Thousands of Palestinians Return to Village Destroyed in 1948

A Palestinian child holds up a picture of a key, symbolizing the homes Palestinian refugees left behind. (Photo: Wikimedia Commons)

Thousands of Palestinians participated in the “March of Return” in Israel on Tuesday, which set off from the destroyed Palestinian village of al-Kabri to the western Galilee in commemoration of the Palestinian Nakba, catastrophe, Maan News Agency reported.

Protesters waved Palestinian flags and repeated slogans calling for the Right of Return, which refers to UN resolution 194 guaranteeing Palestinian refugees displaced in 1948 the right to return to their lands in what is now Israel, Maan noted.

Head of a follow-up committee in Israel Muhammad Barakeh also praised the some 1,600 Palestinians on hunger strike in Israeli prisons.

“The march, which has been held for 18 consecutive years, is aimed at highlighting the internationally recognized right of Palestinians who remain refugees or internally displaced to return to their homes and villages in Israel,” Maan added.

Each year, the march is launched from a site of a Palestinian village destroyed by Israeli forces in 1948. The March of Return is usually held on Israel’s Independence Day to commemorate the Nakba, referring to the mass expulsion of Palestinians from their homes and villages during the 1948 Arab-Israeli war that established the state of Israel.

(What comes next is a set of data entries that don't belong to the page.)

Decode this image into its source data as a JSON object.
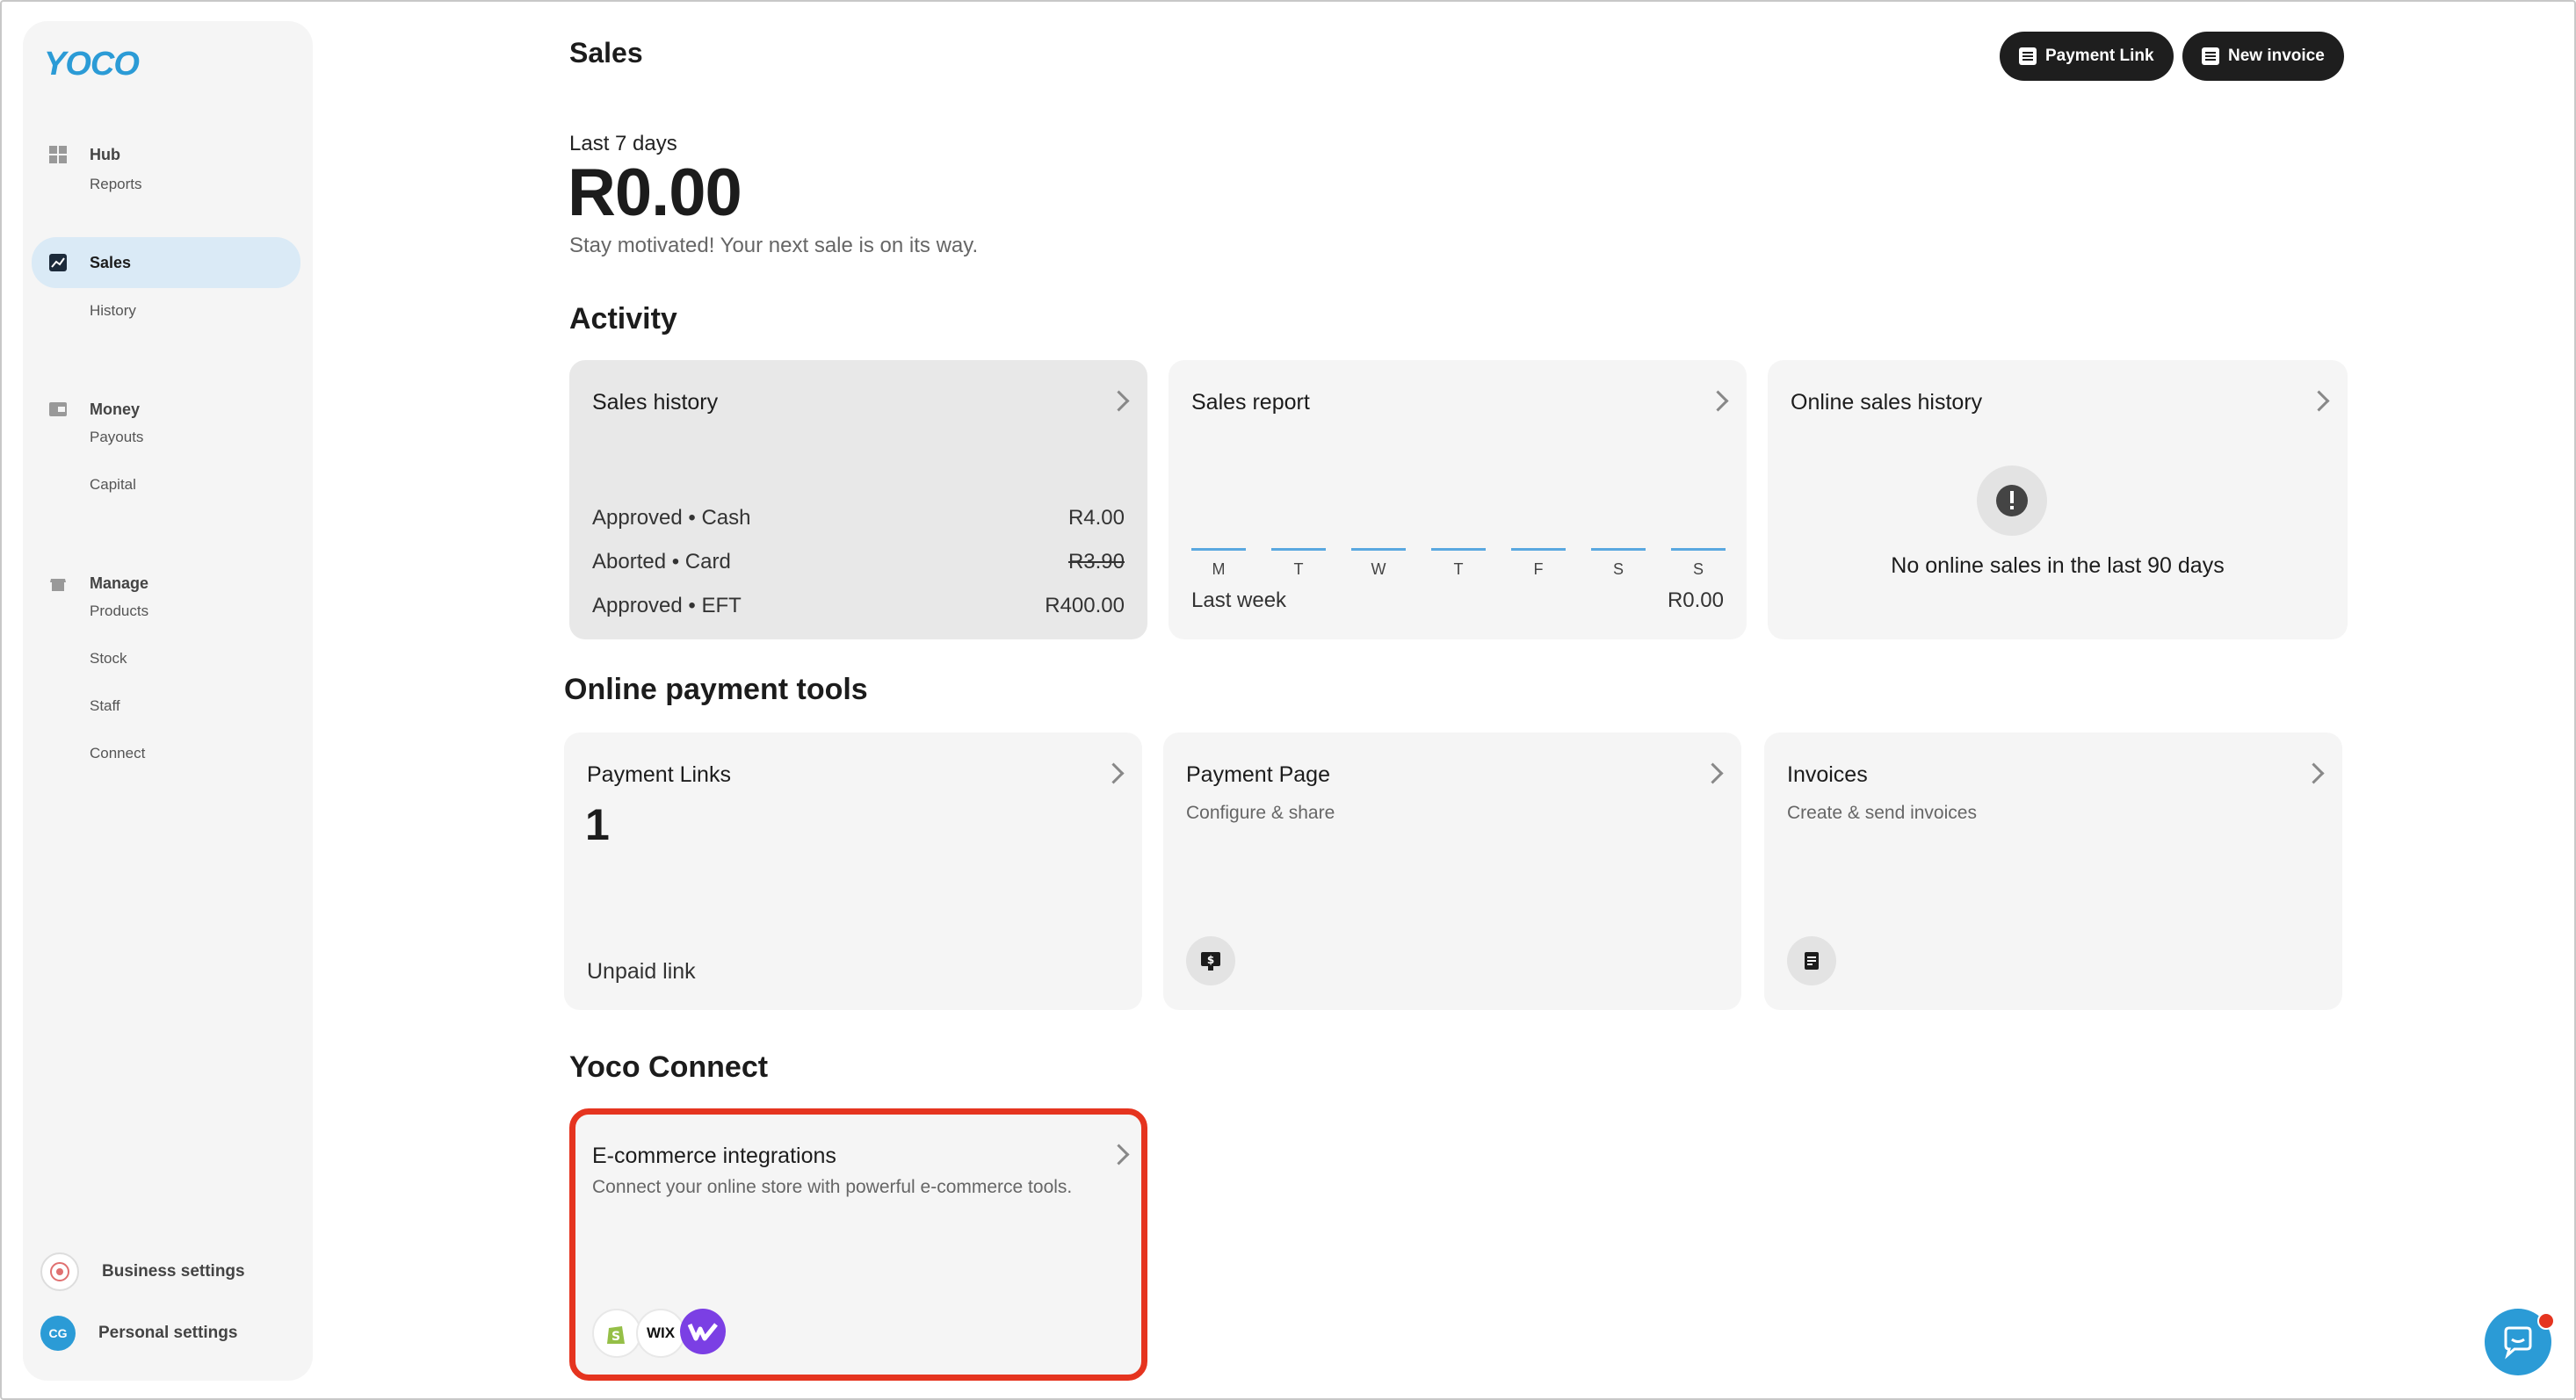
{
  "sidebar": {
    "logo": "YOCO",
    "hub": "Hub",
    "reports": "Reports",
    "sales": "Sales",
    "history": "History",
    "money": "Money",
    "payouts": "Payouts",
    "capital": "Capital",
    "manage": "Manage",
    "products": "Products",
    "stock": "Stock",
    "staff": "Staff",
    "connect": "Connect",
    "business_settings": "Business settings",
    "personal_settings": "Personal settings",
    "avatar_initials": "CG"
  },
  "header": {
    "title": "Sales",
    "payment_link_btn": "Payment Link",
    "new_invoice_btn": "New invoice"
  },
  "summary": {
    "period": "Last 7 days",
    "amount": "R0.00",
    "message": "Stay motivated! Your next sale is on its way."
  },
  "activity": {
    "title": "Activity",
    "sales_history": {
      "title": "Sales history",
      "rows": [
        {
          "label": "Approved • Cash",
          "value": "R4.00",
          "strike": false
        },
        {
          "label": "Aborted • Card",
          "value": "R3.90",
          "strike": true
        },
        {
          "label": "Approved • EFT",
          "value": "R400.00",
          "strike": false
        }
      ]
    },
    "sales_report": {
      "title": "Sales report",
      "days": [
        "M",
        "T",
        "W",
        "T",
        "F",
        "S",
        "S"
      ],
      "period_label": "Last week",
      "total": "R0.00"
    },
    "online_sales": {
      "title": "Online sales history",
      "message": "No online sales in the last 90 days"
    }
  },
  "tools": {
    "title": "Online payment tools",
    "payment_links": {
      "title": "Payment Links",
      "count": "1",
      "footer": "Unpaid link"
    },
    "payment_page": {
      "title": "Payment Page",
      "subtitle": "Configure & share"
    },
    "invoices": {
      "title": "Invoices",
      "subtitle": "Create & send invoices"
    }
  },
  "connect": {
    "title": "Yoco Connect",
    "ecommerce": {
      "title": "E-commerce integrations",
      "subtitle": "Connect your online store with powerful e-commerce tools.",
      "wix_label": "WIX"
    }
  },
  "colors": {
    "accent": "#2b9bd6",
    "highlight": "#e5341f",
    "active_nav": "#daeaf6"
  }
}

Some 750,000 Palestinians were expelled from their lands in 1948 and were scattered across refugee camps in the occupied West Bank, the Gaza Strip, Jordan, Lebanon, and Syria, according to the United Nations Relief and Works Agency (UNRWA). Today, there are over five million Palestinian refugees who remain displaced from their original homes and villages following the mass expulsion that occurred almost 70 years ago.